Há muitas coisas que eu fiz para combater violência contra mulheres on-line para as quais não há espaço suficiente para serem listadas aqui. Posso dizer que, usando minha voz, eu inspiro mulheres. Minha organização está atualmente montando um grupo de ação de indivíduos com os mesmos ideais, que eu sei que vai servir de apoio a feministas, homens e mulheres, já que é mais difícil intimidar um grupo de pessoas do que atacar uma só pessoa.

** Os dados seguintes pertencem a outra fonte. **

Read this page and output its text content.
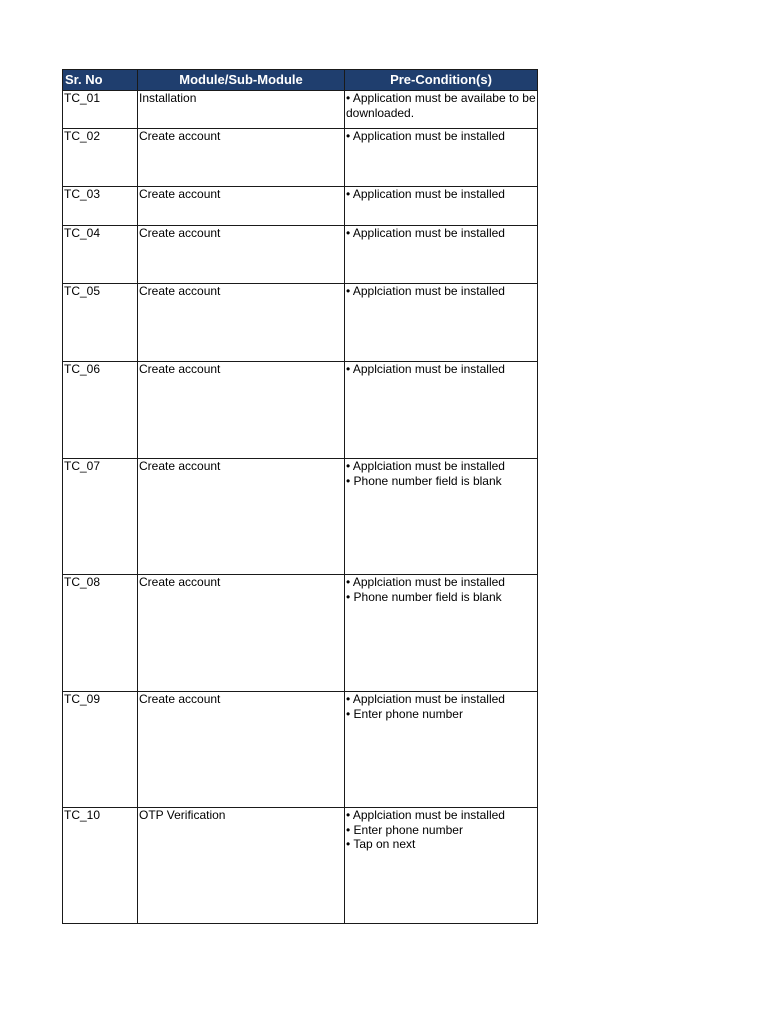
Sr. No	Module/Sub-Module	Pre-Condition(s)
TC_01	Installation	• Application must be availabe to be downloaded.

TC_02	Create account	• Application must be installed

TC_03	Create account	• Application must be installed

TC_04	Create account	• Application must be installed

TC_05	Create account	• Applciation must be installed

TC_06	Create account	• Applciation must be installed

TC_07	Create account	• Applciation must be installed
• Phone number field is blank

TC_08	Create account	• Applciation must be installed
• Phone number field is blank

TC_09	Create account	• Applciation must be installed
• Enter phone number

TC_10	OTP Verification	• Applciation must be installed
• Enter phone number
• Tap on next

Hoje, sou uma ativista radical que não se desculpa e reconheço que aceitar isso melhorou muito minha saúde mental. Eu não sinto mais a necessidade de me explicar ou me defender. Meu novo lema é: “se você se incomoda com meus métodos, isso é problema seu. Deixe-me fora disso”.

Acuso a mídia ugandense de promover a violência contra mulheres pelo jeito que retrata suas histórias e pelas histórias que encobre. Histórias sobre “pornografia de vingança” não são escritas em apoio à vítima, mas como forma de entretenimento e acusação. Veículos da mídia não expõem os homens que insultam mulheres nem condenam suas atitudes abertamente.

As leis não ajudam. Uganda permitiu que a religião influencie a política e, bom, isso não é suficiente para explicar quanto trabalho as feministas não têm a fazer? A lei antipornografia classifica mulheres como criminosas por sexualmente atraírem homens de qualquer forma, e cabe aos homens decidirem como estamos os “incomodando” com nossa sexualidade. Quando um homem vaza fotos de uma mulher nua, ela se torna o foco da discussão, enquanto o homem vive sua vida de cabeça erguida. Precisamos falar aos nossos agressores em uma língua que eles entendam.

Estou começando um projeto no qual foco em abusadores, os exponho e faço com que fiquem constrangidos e peçam desculpas ou fiquem conhecidos como abusadores para sempre na internet, porque para mim já chega. Até onde eu sei, isso é uma guerra, e estou reunindo tropas.